Labeled Value (Value Extractor)

From Grooper Wiki

This article is about the current version of Grooper.

Note that some content may still need to be updated.

2025 2023

Labeled Value is a Value Extractor that identifies and extracts a value next to a label. This is one of the most commonly used extractors to extract data from structured documents (such as a standardized form) and static values on semi-structured documents (such as the header details on an invoice).

WIP

This article is a work-in-progress or created as a placeholder for testing purposes. This article is subject to change and/or expansion. It may be incomplete, inaccurate, or stop abruptly.

This tag will be removed upon draft completion.

Introduction

A Labeled Value in Grooper is a method for extracting data from documents where a specific piece of information (the value) is identified by a nearby descriptive text (the label). This approach is common in forms, invoices, and other semi-structured documents, where fields such as "Invoice Total: $1,234.56" or "Date of Birth: 01/01/2000" appear.

A Label is the descriptive text that gives context to the data being extracted (for example, "Invoice Total" or "Date of Birth"). A Value is the actual data associated with that label (such as "$1,234.56" or "01/01/2000"). Labels are essential because they clarify what the value means, ensuring that extracted data is accurate and meaningful.

We use Labeled Values in Grooper to:

  • Increase accuracy by associating data with its context.
  • Simplify configuration for documents with similar data but different layouts or terminology.
  • Speed up onboarding of new document types by focusing on label-value relationships.

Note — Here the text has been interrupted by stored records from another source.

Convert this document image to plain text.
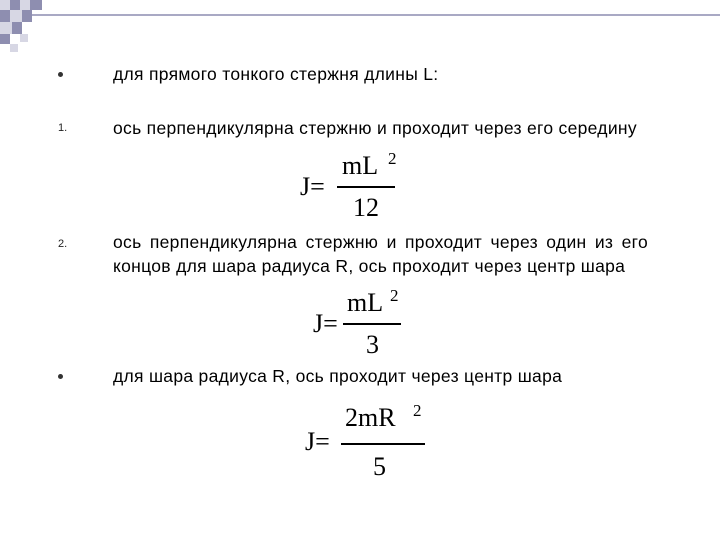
для прямого тонкого стержня длины L:
1.	ось перпендикулярна стержню и проходит через его середину
J=
mL 2
12
2.	ось перпендикулярна стержню и проходит через один из его концов для шара радиуса R, ось проходит через центр шара
J=
mL 2
3
для шара радиуса R, ось проходит через центр шара
J=
2mR 2
5
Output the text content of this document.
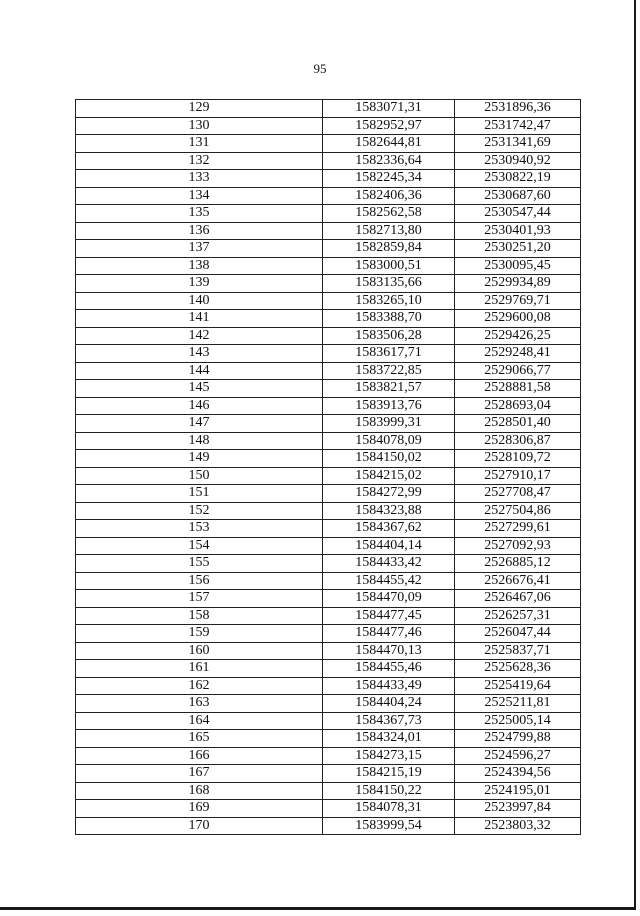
95
129	1583071,31	2531896,36
130	1582952,97	2531742,47
131	1582644,81	2531341,69
132	1582336,64	2530940,92
133	1582245,34	2530822,19
134	1582406,36	2530687,60
135	1582562,58	2530547,44
136	1582713,80	2530401,93
137	1582859,84	2530251,20
138	1583000,51	2530095,45
139	1583135,66	2529934,89
140	1583265,10	2529769,71
141	1583388,70	2529600,08
142	1583506,28	2529426,25
143	1583617,71	2529248,41
144	1583722,85	2529066,77
145	1583821,57	2528881,58
146	1583913,76	2528693,04
147	1583999,31	2528501,40
148	1584078,09	2528306,87
149	1584150,02	2528109,72
150	1584215,02	2527910,17
151	1584272,99	2527708,47
152	1584323,88	2527504,86
153	1584367,62	2527299,61
154	1584404,14	2527092,93
155	1584433,42	2526885,12
156	1584455,42	2526676,41
157	1584470,09	2526467,06
158	1584477,45	2526257,31
159	1584477,46	2526047,44
160	1584470,13	2525837,71
161	1584455,46	2525628,36
162	1584433,49	2525419,64
163	1584404,24	2525211,81
164	1584367,73	2525005,14
165	1584324,01	2524799,88
166	1584273,15	2524596,27
167	1584215,19	2524394,56
168	1584150,22	2524195,01
169	1584078,31	2523997,84
170	1583999,54	2523803,32
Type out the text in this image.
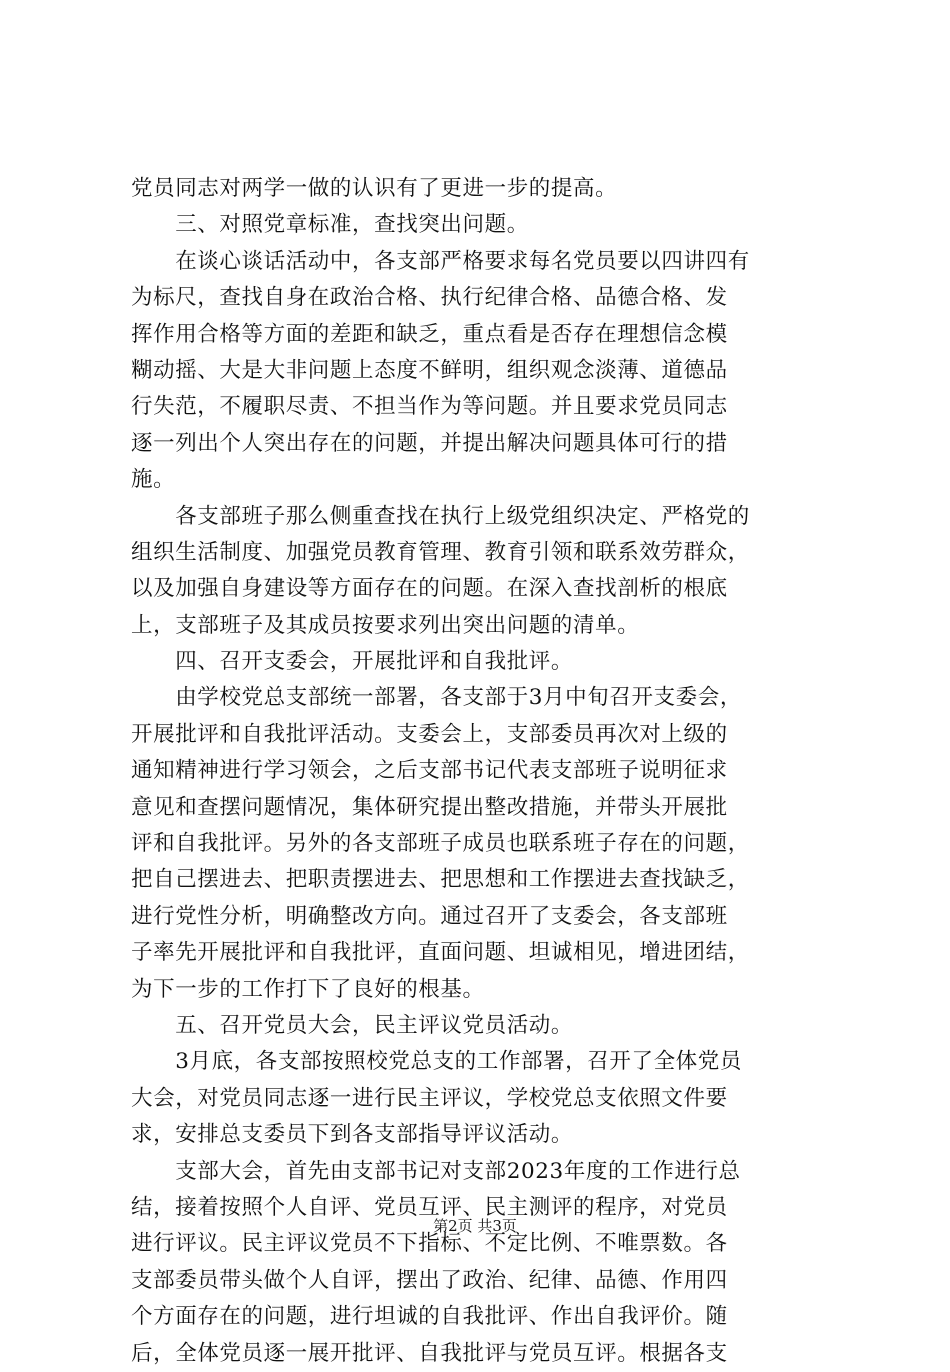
党员同志对两学一做的认识有了更进一步的提高。
　　三、对照党章标准，查找突出问题。
　　在谈心谈话活动中，各支部严格要求每名党员要以四讲四有
为标尺，查找自身在政治合格、执行纪律合格、品德合格、发
挥作用合格等方面的差距和缺乏，重点看是否存在理想信念模
糊动摇、大是大非问题上态度不鲜明，组织观念淡薄、道德品
行失范，不履职尽责、不担当作为等问题。并且要求党员同志
逐一列出个人突出存在的问题，并提出解决问题具体可行的措
施。
　　各支部班子那么侧重查找在执行上级党组织决定、严格党的
组织生活制度、加强党员教育管理、教育引领和联系效劳群众，
以及加强自身建设等方面存在的问题。在深入查找剖析的根底
上，支部班子及其成员按要求列出突出问题的清单。
　　四、召开支委会，开展批评和自我批评。
　　由学校党总支部统一部署，各支部于3月中旬召开支委会，
开展批评和自我批评活动。支委会上，支部委员再次对上级的
通知精神进行学习领会，之后支部书记代表支部班子说明征求
意见和查摆问题情况，集体研究提出整改措施，并带头开展批
评和自我批评。另外的各支部班子成员也联系班子存在的问题，
把自己摆进去、把职责摆进去、把思想和工作摆进去查找缺乏，
进行党性分析，明确整改方向。通过召开了支委会，各支部班
子率先开展批评和自我批评，直面问题、坦诚相见，增进团结，
为下一步的工作打下了良好的根基。
　　五、召开党员大会，民主评议党员活动。
　　3月底，各支部按照校党总支的工作部署，召开了全体党员
大会，对党员同志逐一进行民主评议，学校党总支依照文件要
求，安排总支委员下到各支部指导评议活动。
　　支部大会，首先由支部书记对支部2023年度的工作进行总
结，接着按照个人自评、党员互评、民主测评的程序，对党员
进行评议。民主评议党员不下指标、不定比例、不唯票数。各
支部委员带头做个人自评，摆出了政治、纪律、品德、作用四
个方面存在的问题，进行坦诚的自我批评、作出自我评价。随
后，全体党员逐一展开批评、自我批评与党员互评。根据各支
第2页 共3页
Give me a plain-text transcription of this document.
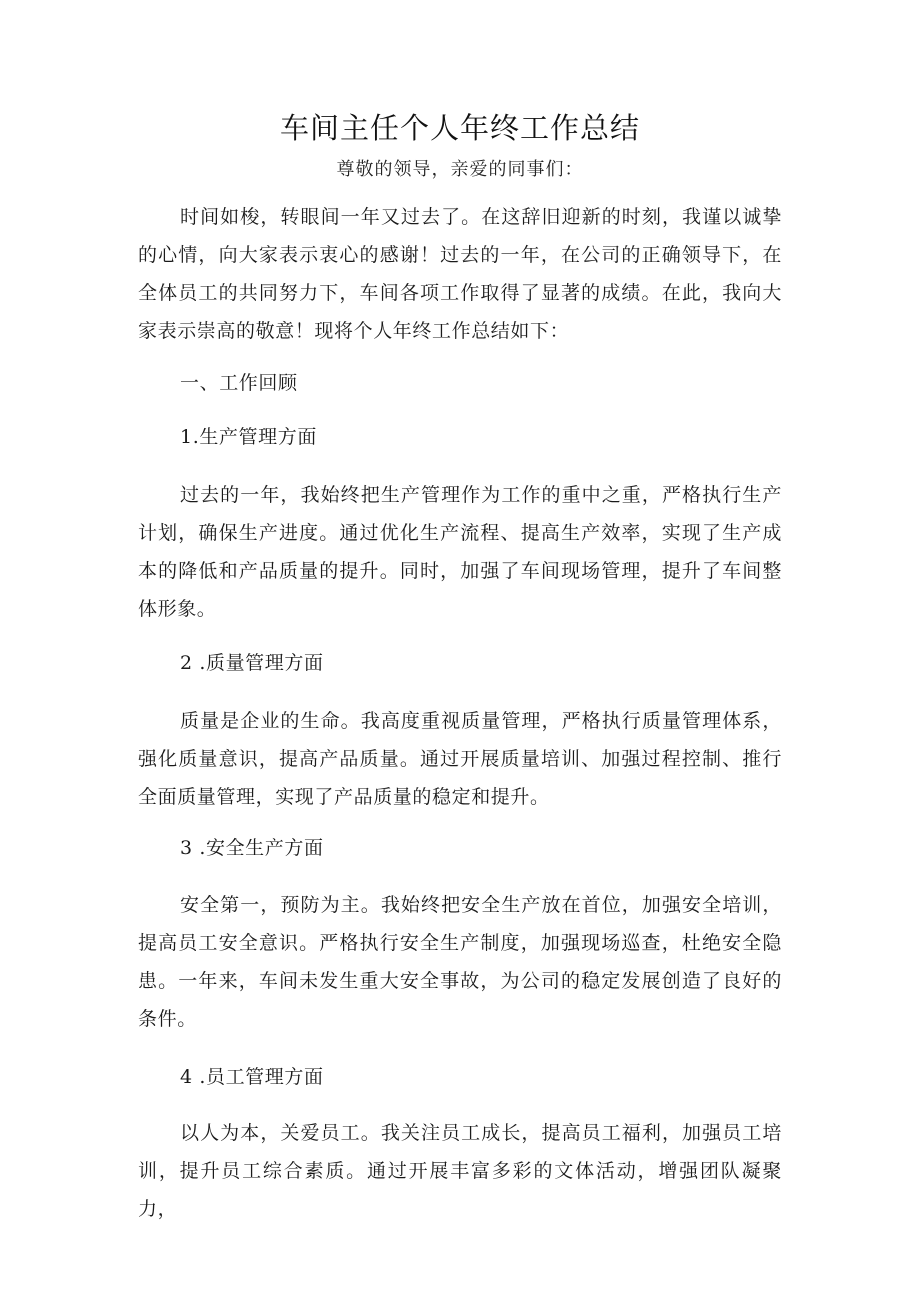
车间主任个人年终工作总结
尊敬的领导，亲爱的同事们：

时间如梭，转眼间一年又过去了。在这辞旧迎新的时刻，我谨以诚挚的心情，向大家表示衷心的感谢！过去的一年，在公司的正确领导下，在全体员工的共同努力下，车间各项工作取得了显著的成绩。在此，我向大家表示崇高的敬意！现将个人年终工作总结如下：

一、工作回顾

1.生产管理方面

过去的一年，我始终把生产管理作为工作的重中之重，严格执行生产计划，确保生产进度。通过优化生产流程、提高生产效率，实现了生产成本的降低和产品质量的提升。同时，加强了车间现场管理，提升了车间整体形象。

2 .质量管理方面

质量是企业的生命。我高度重视质量管理，严格执行质量管理体系，强化质量意识，提高产品质量。通过开展质量培训、加强过程控制、推行全面质量管理，实现了产品质量的稳定和提升。

3 .安全生产方面

安全第一，预防为主。我始终把安全生产放在首位，加强安全培训，提高员工安全意识。严格执行安全生产制度，加强现场巡查，杜绝安全隐患。一年来，车间未发生重大安全事故，为公司的稳定发展创造了良好的条件。

4 .员工管理方面

以人为本，关爱员工。我关注员工成长，提高员工福利，加强员工培训，提升员工综合素质。通过开展丰富多彩的文体活动，增强团队凝聚力，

However, there are some drawbacks:

  • Labeled Value extraction may not work well if labels are missing or inconsistent.
  • Complex layouts or noisy documents may require additional configuration.

How to

Labeled Values work by pairing a label with its corresponding value based on their spatial relationship in the document. The Labeled Value extractor identifies candidate labels and values, then determines which pairs belong together by analyzing their proximity and layout.

For example, in a Data Field for "Invoice Total", the extractor can be configured to recognize label variants like "Invoice Amount", "Total Due", or "Amount Owed", and match them with the correct value (such as a currency amount).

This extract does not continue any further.